The confession claims that the model was taped to a string between two poles. This does not fit the Powers scenario. If done as the letter claims, the string must cross from the front to the rear of the model. In fact, if the string is sufficiently taut, the model may not swing at all, and certainly would not swing 8 inches, since it would be constrained to a rolling motion, and deviation from front to back level is difficult to accomplish. Also, the photo showing the model traveling in a reversed direction would require the model to be removed and reattached (one might theorize this is when the helicopter was photographed, if the photo is a hoax), or photographed from the other side (which seems negated by the placement of the tree). Finally, it is not clear whether the tape would be visible under the described circumstance.

A model with a tail is tail heavy and would possibly hang tail down if fastened at the center of the disk by a string from above. We do not know how difficult it was for Nyls to hang his model, or whether a level attitude in such an instance could be achieved during the theorized "swing". But since the Jaroslaw brothers apparently did not use this method, it is probably not an issue, except as related to claims that the model swung eight or more inches.

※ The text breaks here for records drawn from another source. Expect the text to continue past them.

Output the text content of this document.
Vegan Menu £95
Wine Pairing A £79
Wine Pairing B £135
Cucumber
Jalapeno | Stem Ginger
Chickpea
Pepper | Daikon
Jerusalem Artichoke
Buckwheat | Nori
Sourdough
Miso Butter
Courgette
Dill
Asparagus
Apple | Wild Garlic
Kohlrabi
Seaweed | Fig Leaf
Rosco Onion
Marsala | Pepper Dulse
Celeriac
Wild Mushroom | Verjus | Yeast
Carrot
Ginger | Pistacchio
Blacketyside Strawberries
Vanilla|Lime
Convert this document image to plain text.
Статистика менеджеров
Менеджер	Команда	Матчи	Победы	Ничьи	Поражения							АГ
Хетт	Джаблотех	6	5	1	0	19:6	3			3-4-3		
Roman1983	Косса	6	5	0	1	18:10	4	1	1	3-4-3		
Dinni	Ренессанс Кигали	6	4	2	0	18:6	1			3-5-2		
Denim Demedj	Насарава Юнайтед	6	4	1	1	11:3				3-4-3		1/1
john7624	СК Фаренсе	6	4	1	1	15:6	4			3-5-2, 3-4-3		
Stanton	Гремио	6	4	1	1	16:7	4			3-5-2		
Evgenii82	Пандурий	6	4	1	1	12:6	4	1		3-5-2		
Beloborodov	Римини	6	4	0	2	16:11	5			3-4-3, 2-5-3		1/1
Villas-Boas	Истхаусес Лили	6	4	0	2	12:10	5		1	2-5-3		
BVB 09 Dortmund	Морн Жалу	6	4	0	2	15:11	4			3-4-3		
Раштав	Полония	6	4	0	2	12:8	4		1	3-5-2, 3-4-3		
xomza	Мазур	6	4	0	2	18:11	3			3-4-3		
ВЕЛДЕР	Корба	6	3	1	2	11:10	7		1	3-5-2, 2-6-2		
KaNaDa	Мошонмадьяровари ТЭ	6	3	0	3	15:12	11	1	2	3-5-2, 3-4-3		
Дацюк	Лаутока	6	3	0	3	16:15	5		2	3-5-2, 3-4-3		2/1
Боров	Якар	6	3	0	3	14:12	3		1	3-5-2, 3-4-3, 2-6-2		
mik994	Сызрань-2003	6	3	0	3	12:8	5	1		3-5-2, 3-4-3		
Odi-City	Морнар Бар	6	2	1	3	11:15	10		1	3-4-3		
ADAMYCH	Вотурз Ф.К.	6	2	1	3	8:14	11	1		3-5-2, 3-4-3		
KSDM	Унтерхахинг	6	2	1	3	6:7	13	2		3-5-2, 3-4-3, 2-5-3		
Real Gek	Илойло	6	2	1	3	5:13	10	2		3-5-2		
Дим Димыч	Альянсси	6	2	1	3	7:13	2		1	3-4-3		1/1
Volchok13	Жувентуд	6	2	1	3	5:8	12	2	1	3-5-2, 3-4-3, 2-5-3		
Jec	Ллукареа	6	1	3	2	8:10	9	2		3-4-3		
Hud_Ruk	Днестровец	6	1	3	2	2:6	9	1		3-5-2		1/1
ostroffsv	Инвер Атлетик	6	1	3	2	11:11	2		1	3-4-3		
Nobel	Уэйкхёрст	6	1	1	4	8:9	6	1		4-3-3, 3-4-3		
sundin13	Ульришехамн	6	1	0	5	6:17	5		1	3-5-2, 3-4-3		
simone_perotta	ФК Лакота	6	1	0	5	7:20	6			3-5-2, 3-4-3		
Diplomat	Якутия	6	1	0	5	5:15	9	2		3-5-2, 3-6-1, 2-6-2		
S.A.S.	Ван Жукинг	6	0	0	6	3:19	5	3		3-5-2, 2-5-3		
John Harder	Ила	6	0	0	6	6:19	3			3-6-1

The object as photographed has an extremely strong visual similarity to the Rogue River OR drawing. As that case was classified until some time after 1967, it is hard to understand how this could occur. Also, as mentioned above, and in the comparative analysis, tailed objects are unusual and are not mentioned in the literature.

Conclusion

It seems that the Mount Clemens photos must be accepted as a hoax, despite the absence of some information which would completely clarify the situation.

Footnotes

1. Thanks to Mark and CUFOS for their assistance.

2. The UFO Handbook, author and publisher unknown, supplied by CUFOS.

3. Newsfront by Herschel P. Fink, True: The Man's Magazine, March 1968, p 62

4. More later will show why I have quoted this.